С больницей искусно по блату договаривался Кловис, ссылавшийся на собственную историю болезни в завуалированных тонах. Звучало готически и возбуждало. Персонал восторгался нехваткой у Кловиса конечностей. Он казался подлинным в больнице, осажденной мелкими задачками здравоохранения.
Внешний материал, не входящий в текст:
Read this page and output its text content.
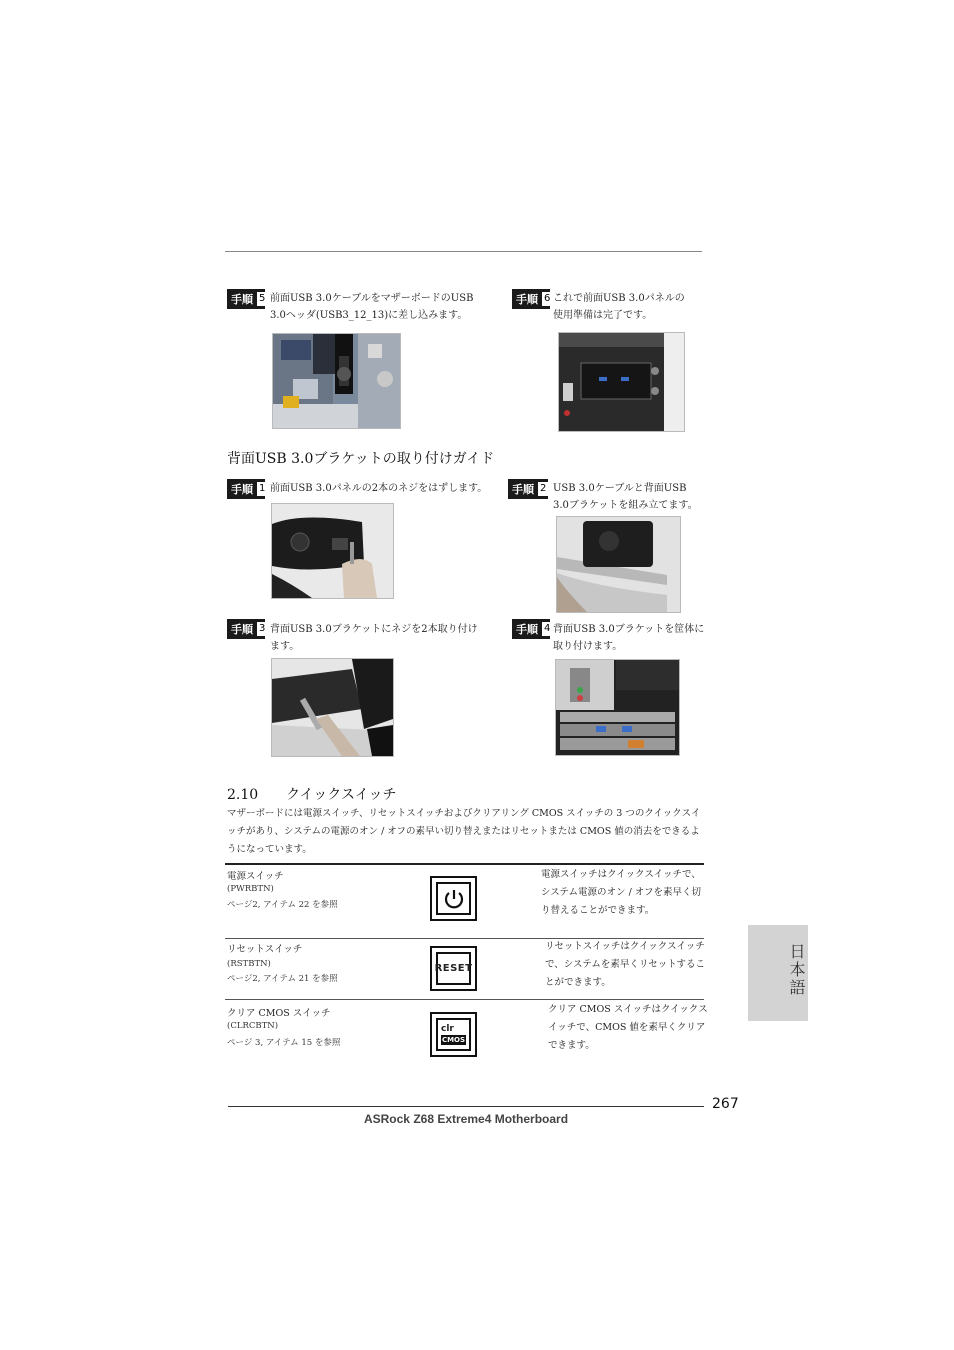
手順 5 前面USB 3.0ケーブルをマザーボードのUSB
3.0ヘッダ(USB3_12_13)に差し込みます。
手順 6 これで前面USB 3.0パネルの
使用準備は完了です。
背面USB 3.0ブラケットの取り付けガイド
手順 1 前面USB 3.0パネルの2本のネジをはずします。 手順 2 USB 3.0ケーブルと背面USB
3.0ブラケットを組み立てます。
手順 3 背面USB 3.0ブラケットにネジを2本取り付け
ます。
手順 4 背面USB 3.0ブラケットを筐体に
取り付けます。
2.10　　クイックスイッチ
マザーボードには電源スイッチ、リセットスイッチおよびクリアリング CMOS スイッチの 3 つのクイックスイッチがあり、システムの電源のオン / オフの素早い切り替えまたはリセットまたは CMOS 値の消去をできるようになっています。
電源スイッチ
(PWRBTN)
ページ2, アイテム 22 を参照
電源スイッチはクイックスイッチで、
システム電源のオン / オフを素早く切
り替えることができます。
リセットスイッチ
(RSTBTN)
ページ2, アイテム 21 を参照
RESET
リセットスイッチはクイックスイッチ
で、システムを素早くリセットするこ
とができます。
クリア CMOS スイッチ
(CLRCBTN)
ページ 3, アイテム 15 を参照
clr
CMOS
クリア CMOS スイッチはクイックス
イッチで、CMOS 値を素早くクリア
できます。
日本語
267
ASRock Z68 Extreme4 Motherboard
Сквозь здание прошел отнюдь не незанятый лифт; он в себе нес одинокого пациента в пластиковых больничных тапках с золотым тиснением и неудобной сорочке, завязанной на крапчатой шее. Волосы у него были de rigueur{202} алкашными, зачесаны назад и коротки. На верхнем этаже двери отворились, и он побежал к солнечному свету, весь лучась собственной разновидностью сверхчувствительности.
После проктологического осмотра, в ходе которого нужда Болэна в хирургии была определена как «острая», Болэн уснул. Его повергло в ужас, когда врач рулил своей машинкой по его внутренностям, как перископом подводной лодки.
Больница округа Монро местом была необычайным. Располагалась рядом со свалкой («санитарным захоронением отходов»), дым от горящего мусора продувало сквозь палаты. Меж тем Кловиса катали по всему испытательному оборудованию. Ему сделали кардиограмму, электроэнцефалограмму, рентген. Проверили его мочу, стул и кровь. Взяли соскобы кожи и образцы волос. К. Дж. Кловиса взвесили.